On Monday, NASA announced the names of four astronauts scheduled to fly around the moon by the end of next year in a 10-day mission called Artemis II, and one member of the quartet is a Southern California native.
Victor Glover, from Pomona, is a U.S. Navy Captain, a pilot and the first man of color to work on the international space station. He was also 1994 Athlete of the Year at Ontario High School.
“I don’t think there is anything he couldn’t do, honestly. He was amazing,” Dave Cook, who was Glover’s pole-vaulting coach in high school, said. “If we were doing a drill, he would want to do it over and over until he could get it right, the way it should’ve been done. So, he was driven, no doubt.”
Cook said he recently reunited with Glover at the National Pole-Vault Summit where the astronaut was the keynote speaker and surprised his former coach with a flag that was on the international space station.
“I was moved, to say the least,” Cook said. “To say that I’m proud of him, that doesn’t even do it justice.”

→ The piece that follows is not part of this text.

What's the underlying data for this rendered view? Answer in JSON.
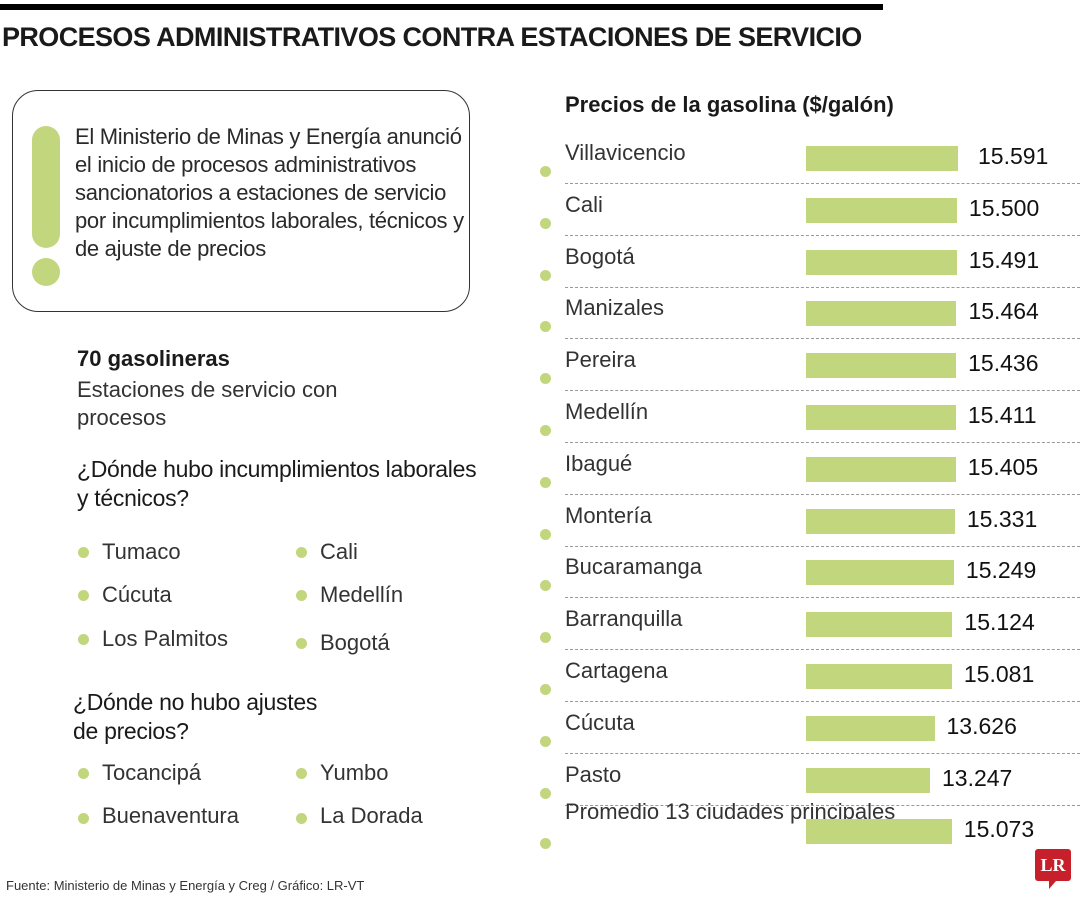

Humility seems to be a throughline for Glover. When he stood on stage with his lunar mission crew members Monday, he shifted the spotlight once again.
“We need to celebrate this moment in human history because Artemis II is more than a mission to the moon and back. It is the next step on the journey that gets humanity to Mars,” Glover said at Monday’s press conference.
The Artemis II announcement follows years of work in Washington, D.C., trying to get the program funded and off the ground. The first flight around the moon in 50 years, the mission will pave the way for a moon landing in 2025.
“I also pray that we can continue to serve as a source of inspiration, cooperation and peace, not just between nations, but in our own nation. Thank you and God bless us all,” Glover said at the NASA news conference.
Glover’s crew mates, Reid Wiseman and Christina Koch of NASA, along with Jeremy Hansen of the Canadian Space Agency, were honored guests at Monday’s NCAA Championship game.